Now some of the what-ifs one needs to consider if using Curbio to make renovations.

Since they’re doing the work upfront for no charge, on the basis that they’ll get paid at closing, your home eventually needs to sell.

And they state their decision to take on a project is based on the homeowner’s equity in the property.

My assumption is they want you to have a healthy amount of it to allow for a flexible sales price.

Curbio does have an arrangement in place to ensure the properties do sell in a timely manner.

They say they’ll wait as long as it takes to get paid, and won’t charge additional fees or interest charges during that time.

And while there is no time limit, they do require that the list price be reduced by 2% after 30 days on the market, and an additional 2% every 30 days thereafter.

You must also agree to leave the home on the market until it sells, unless you choose to pay Curbio directly for their work.

The obvious downside here is that there’s no guarantee your home will sell for enough to cover the cost of renovations performed by Curbio.

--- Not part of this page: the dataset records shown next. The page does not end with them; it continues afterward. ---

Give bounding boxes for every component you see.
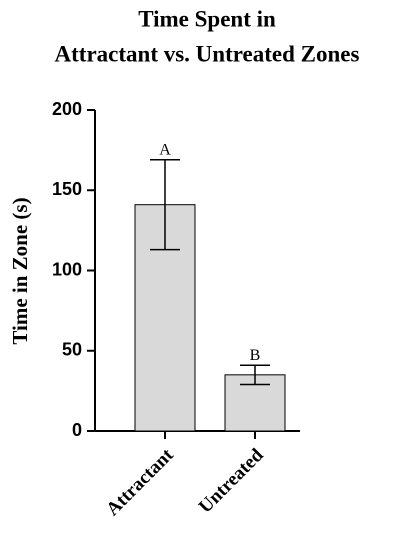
y-tick-label: 50 [62,340,82,360]
x-tick-label: Attractant [102,444,178,520]
significance-letter: A [159,141,171,158]
y-tick-label: 0 [72,420,82,440]
y-tick-label: 150 [52,179,82,199]
y-axis-label: Time in Zone (s) [8,197,32,344]
significance-letter: B [250,347,261,364]
chart-title: Attractant vs. Untreated Zones [55,41,360,66]
y-tick-label: 100 [52,259,82,279]
x-tick-label: Untreated [195,444,268,517]
chart-title: Time Spent in [138,6,276,31]
y-tick-label: 200 [52,99,82,119]
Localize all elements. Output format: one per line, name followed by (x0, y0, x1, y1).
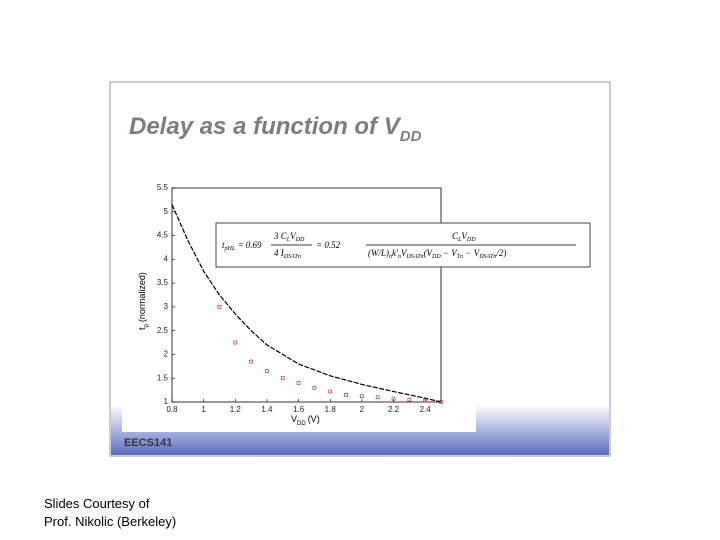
y-tick-label: 2 (164, 350, 169, 359)
title-text: Delay as a function of V (129, 113, 402, 140)
formula-sub: DSATn (283, 254, 301, 260)
data-point (249, 359, 253, 364)
formula-text: − V (441, 248, 459, 258)
formula-sub: DD (295, 237, 305, 243)
formula-text: V (461, 231, 468, 241)
formula-text: = 0.69 (235, 240, 262, 250)
formula-part: (W/L)nk'nVDSATn(VDD − VTn − VDSATn/2) (368, 248, 506, 260)
x-tick-label: 1.8 (325, 405, 337, 414)
formula-sub: Tn (457, 254, 463, 260)
x-label-unit: (V) (308, 414, 320, 424)
formula-sub: L (286, 237, 291, 243)
data-point (328, 389, 333, 394)
y-tick-label: 3.5 (157, 278, 169, 287)
data-point (375, 395, 380, 400)
formula-text: I (279, 248, 285, 258)
x-label-main: V (291, 414, 297, 424)
formula-part: tpHL = 0.69 (222, 240, 262, 252)
formula-text: = 0.52 (316, 240, 341, 250)
data-point (407, 397, 412, 402)
data-point (217, 305, 222, 309)
data-point (296, 381, 301, 385)
formula-text: V (401, 248, 408, 258)
formula-sub: n (389, 254, 392, 260)
formula-text: (V (424, 248, 434, 258)
formula-part: CLVDD (452, 231, 476, 243)
slide-title: Delay as a function of VDD (129, 113, 422, 145)
y-tick-label: 3 (164, 302, 169, 311)
y-label-unit: (normalized) (137, 272, 147, 322)
data-point (233, 340, 238, 345)
plot-frame (171, 187, 442, 403)
y-tick-label: 2.5 (157, 326, 169, 335)
formula-text: t (222, 240, 225, 250)
x-tick-label: 1 (201, 405, 206, 414)
footer: EECS141 (124, 437, 172, 449)
y-tick-label: 4.5 (157, 231, 169, 240)
data-line (171, 204, 442, 403)
formula-part: = 0.52 (316, 240, 341, 250)
chart-backdrop (122, 180, 476, 432)
formula-text: V (290, 231, 297, 241)
formula-sub: DSATn (405, 254, 423, 260)
formula-part: 3 CLVDD (273, 231, 305, 243)
formula-sub: DSATn (478, 254, 496, 260)
x-tick-label: 1.2 (230, 405, 242, 414)
formula-sub: DD (466, 237, 476, 243)
x-axis-label: VDD (V) (291, 414, 320, 427)
formula-text: (W/L) (368, 248, 389, 258)
y-tick-label: 1.5 (157, 373, 169, 382)
formula-text: 3 (273, 231, 279, 241)
caption: Slides Courtesy of (44, 496, 150, 511)
data-point (439, 400, 443, 404)
formula-text: C (452, 231, 459, 241)
data-point (280, 376, 285, 381)
data-point (344, 393, 348, 397)
formula-sub: pHL (224, 246, 236, 252)
plot: 0.8 1 1.2 1.4 1.6 1.8 2 2.2 2.411.522.533.544.55… (137, 183, 443, 427)
data-point (312, 385, 317, 390)
y-tick-label: 1 (164, 397, 169, 406)
formula-sub: DD (431, 254, 441, 260)
y-label-main: t (137, 327, 147, 330)
y-axis-label: tp(normalized) (137, 272, 150, 330)
y-tick-label: 5.5 (157, 183, 169, 192)
x-tick-label: 2.4 (420, 405, 432, 414)
formula-sub: n (398, 254, 401, 260)
title-sub: DD (400, 128, 422, 145)
y-label-sub: p (144, 323, 150, 327)
data-point (360, 394, 364, 399)
formula-text: 4 (274, 248, 279, 258)
x-tick-label: 0.8 (166, 405, 178, 414)
y-tick-label: 5 (164, 207, 169, 216)
data-point (265, 369, 269, 373)
x-tick-label: 1.4 (261, 405, 273, 414)
formula-text: C (279, 231, 288, 241)
formula-text: k' (392, 248, 399, 258)
x-label-sub: DD (297, 421, 306, 427)
data-point (391, 396, 396, 401)
formula-sub: L (457, 237, 462, 243)
formula-text: − V (463, 248, 481, 258)
data-point (423, 398, 428, 403)
x-tick-label: 2.2 (388, 405, 400, 414)
x-tick-label: 2 (360, 405, 365, 414)
y-tick-label: 4 (164, 254, 169, 263)
formula-text: /2) (495, 248, 506, 258)
formula-part: 4 IDSATn (274, 248, 301, 260)
caption: Prof. Nikolic (Berkeley) (44, 514, 176, 529)
x-tick-label: 1.6 (293, 405, 305, 414)
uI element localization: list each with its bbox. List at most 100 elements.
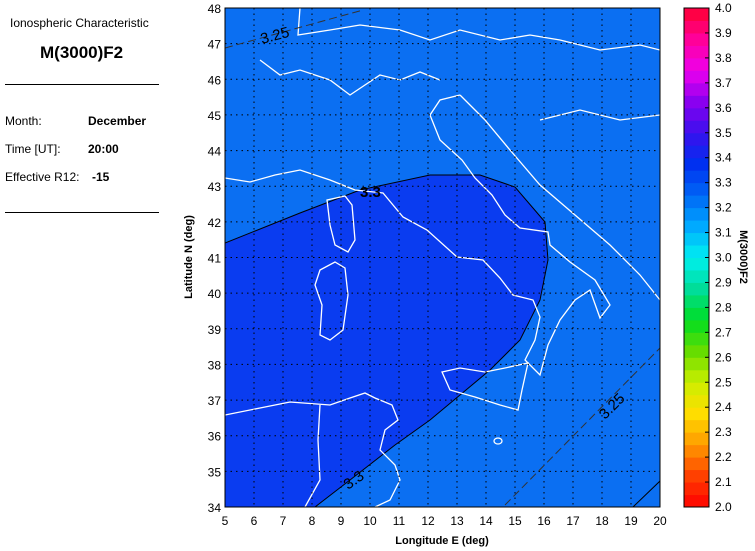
x-tick-label: 20 [653, 514, 667, 528]
time-label: Time [UT]: [5, 142, 61, 156]
colorbar-band [684, 57, 709, 71]
x-tick-label: 13 [450, 514, 464, 528]
colorbar-tick-label: 3.4 [715, 151, 732, 165]
colorbar-band [684, 469, 709, 483]
colorbar-band [684, 107, 709, 121]
colorbar-tick-label: 3.3 [715, 176, 732, 190]
colorbar-band [684, 157, 709, 171]
colorbar-band [684, 444, 709, 458]
contour-line-3.25 [504, 347, 660, 506]
colorbar-band [684, 494, 709, 508]
colorbar-band [684, 332, 709, 346]
colorbar-band [684, 369, 709, 383]
colorbar-tick-label: 3.0 [715, 251, 732, 265]
colorbar-tick-label: 2.0 [715, 500, 732, 514]
colorbar-band [684, 482, 709, 496]
colorbar-band [684, 307, 709, 321]
x-tick-label: 6 [251, 514, 258, 528]
characteristic-subtitle: Ionospheric Characteristic [10, 16, 149, 30]
colorbar-band [684, 145, 709, 159]
y-tick-label: 36 [208, 430, 222, 444]
y-tick-label: 44 [208, 145, 222, 159]
y-tick-label: 45 [208, 109, 222, 123]
x-tick-label: 8 [309, 514, 316, 528]
y-tick-label: 34 [208, 501, 222, 515]
y-tick-label: 48 [208, 2, 222, 16]
r12-value: -15 [92, 170, 110, 184]
colorbar-band [684, 357, 709, 371]
colorbar-band [684, 132, 709, 146]
colorbar-band [684, 70, 709, 84]
x-tick-label: 12 [421, 514, 435, 528]
colorbar-band [684, 232, 709, 246]
corsica-coast [326, 195, 356, 253]
x-tick-label: 10 [363, 514, 377, 528]
x-tick-label: 16 [537, 514, 551, 528]
month-value: December [88, 114, 147, 128]
x-axis-label: Longitude E (deg) [395, 535, 489, 547]
divider [5, 212, 159, 213]
colorbar-band [684, 294, 709, 308]
y-tick-label: 42 [208, 216, 222, 230]
contour-line-3.3 [632, 480, 660, 507]
y-axis-label: Latitude N (deg) [183, 215, 195, 299]
x-tick-label: 11 [393, 514, 406, 528]
africa-coast [225, 392, 401, 507]
x-tick-label: 15 [508, 514, 522, 528]
colorbar-tick-label: 3.5 [715, 126, 732, 140]
colorbar-band [684, 457, 709, 471]
colorbar-tick-label: 2.8 [715, 300, 732, 314]
x-tick-label: 19 [624, 514, 638, 528]
colorbar-band [684, 82, 709, 96]
sardinia-coast [314, 261, 349, 341]
colorbar-tick-label: 2.5 [715, 375, 732, 389]
colorbar-tick-label: 2.6 [715, 350, 732, 364]
colorbar-band [684, 344, 709, 358]
colorbar-tick-label: 2.9 [715, 275, 732, 289]
colorbar-band [684, 432, 709, 446]
colorbar-tick-label: 2.1 [715, 475, 732, 489]
colorbar-band [684, 407, 709, 421]
colorbar-tick-label: 3.1 [715, 226, 732, 240]
colorbar-tick-label: 4.0 [715, 1, 732, 15]
colorbar-band [684, 382, 709, 396]
y-tick-label: 37 [208, 394, 222, 408]
malta-coast [493, 437, 503, 445]
y-tick-label: 43 [208, 180, 222, 194]
colorbar-band [684, 419, 709, 433]
grid [225, 8, 660, 507]
x-tick-label: 17 [566, 514, 580, 528]
colorbar-band [684, 20, 709, 34]
colorbar-tick-label: 2.7 [715, 325, 732, 339]
colorbar-band [684, 45, 709, 59]
y-tick-label: 39 [208, 323, 222, 337]
colorbar-tick-label: 2.4 [715, 400, 732, 414]
colorbar-tick-label: 2.3 [715, 425, 732, 439]
colorbar-band [684, 319, 709, 333]
sicily-coast [441, 362, 529, 411]
characteristic-title: M(3000)F2 [40, 43, 124, 62]
y-tick-label: 38 [208, 358, 222, 372]
divider [5, 84, 159, 85]
plot-frame [224, 7, 661, 508]
colorbar-tick-label: 3.7 [715, 76, 732, 90]
colorbar-band [684, 182, 709, 196]
colorbar-tick-label: 3.8 [715, 51, 732, 65]
colorbar-tick-label: 2.2 [715, 450, 732, 464]
y-tick-label: 40 [208, 287, 222, 301]
x-tick-label: 5 [222, 514, 229, 528]
x-tick-label: 7 [280, 514, 287, 528]
time-value: 20:00 [88, 142, 119, 156]
contour-label: 3.25 [259, 24, 292, 48]
colorbar-band [684, 32, 709, 46]
colorbar-band [684, 394, 709, 408]
r12-label: Effective R12: [5, 170, 80, 184]
x-tick-label: 14 [479, 514, 493, 528]
y-tick-label: 46 [208, 73, 222, 87]
y-tick-label: 35 [208, 465, 222, 479]
colorbar-band [684, 120, 709, 134]
colorbar [684, 8, 709, 508]
colorbar-label: M(3000)F2 [737, 230, 749, 284]
colorbar-band [684, 195, 709, 209]
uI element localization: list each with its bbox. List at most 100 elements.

But they seem confident that homes can sell for enough post-renovation to result in a healthy ROI.

I’m also curious if you can reside in the home while the work is being completed, or if you need to vacate the property.

You can always get an estimate from Curbio and then collect multiple bids from other contractors in your area to see how they all stack up pricing wise.

The downside is you’ll need to pay the other contractors upfront, though I’ve created a comprehensive list of the pros and cons of paying for home renovations via many different methods.

One could also argue that you should enjoy your home renovations before selling, so doing them early on may be more beneficial from a happiness standpoint.

The ideal situation is making renovations that benefit the homeowner while they’re in the property, and pay off once it comes time to sell.